大賞の商品は、日産自動車(株)=本社・西区高島=と、カーナビゲーションなど自動車関連製品の開発、製造などを手掛ける(株)JVCケンウッド=神奈川区=、電気自動車に使用された電池部材を再利用、再製品化しているフォーアールエナジー(株)=西区みなとみらい=の3社が共同で開発。

車載バッテリーの特性である、自己放電が少なく長期保管が可能なこと、約2千回の繰り返し充電ができることが特徴の商品。中古バッテリーを再利用することで、製造時の二酸化炭素の発生が抑えられる。
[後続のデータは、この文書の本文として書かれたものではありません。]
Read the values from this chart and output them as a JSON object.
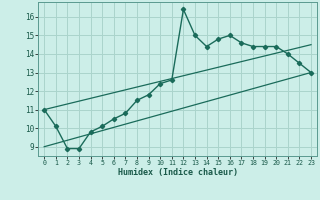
{
  "xlabel": "Humidex (Indice chaleur)",
  "bg_color": "#cceee8",
  "grid_color": "#aad4cc",
  "line_color": "#1a6b5a",
  "xlim": [
    -0.5,
    23.5
  ],
  "ylim": [
    8.5,
    16.8
  ],
  "xticks": [
    0,
    1,
    2,
    3,
    4,
    5,
    6,
    7,
    8,
    9,
    10,
    11,
    12,
    13,
    14,
    15,
    16,
    17,
    18,
    19,
    20,
    21,
    22,
    23
  ],
  "yticks": [
    9,
    10,
    11,
    12,
    13,
    14,
    15,
    16
  ],
  "main_x": [
    0,
    1,
    2,
    3,
    4,
    5,
    6,
    7,
    8,
    9,
    10,
    11,
    12,
    13,
    14,
    15,
    16,
    17,
    18,
    19,
    20,
    21,
    22,
    23
  ],
  "main_y": [
    11.0,
    10.1,
    8.9,
    8.9,
    9.8,
    10.1,
    10.5,
    10.8,
    11.5,
    11.8,
    12.4,
    12.6,
    16.4,
    15.0,
    14.4,
    14.8,
    15.0,
    14.6,
    14.4,
    14.4,
    14.4,
    14.0,
    13.5,
    13.0
  ],
  "line1_x": [
    0,
    23
  ],
  "line1_y": [
    11.0,
    14.5
  ],
  "line2_x": [
    0,
    23
  ],
  "line2_y": [
    9.0,
    13.0
  ]
}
持続可能な脱炭素化社会の実現にも貢献しているという。

3社はポータブル電源の需要の高まりを受け、日産リーフの再生バッテリーを利用し開発することで合意。22年4月に試作品を公開した。

商品は23年9月から日産自動車の販売店舗で、11月下旬からJVCケンウッドの公式オンラインストアで販売。車載用のオプションに一般客が購入したり、タクシー会社の防災用非常電源や自治体での防災用品としての活用など、幅広く利用されている。

被災地へ無償貸与も

商品100台は、能登半島地震の被災地に無償で貸与されている。停電が長引く石川県の珠洲市や輪島市の高齢者支援施設で、職員の携帯電話などの電源に使用されているという。日産自動車の初鹿野久美さんは「電気自動車のバッテリーの持つ『安心安全』の性能を生かして、防災・減災にも役立つ商品。幅広いお客様にご利用いただきたい」と話していた。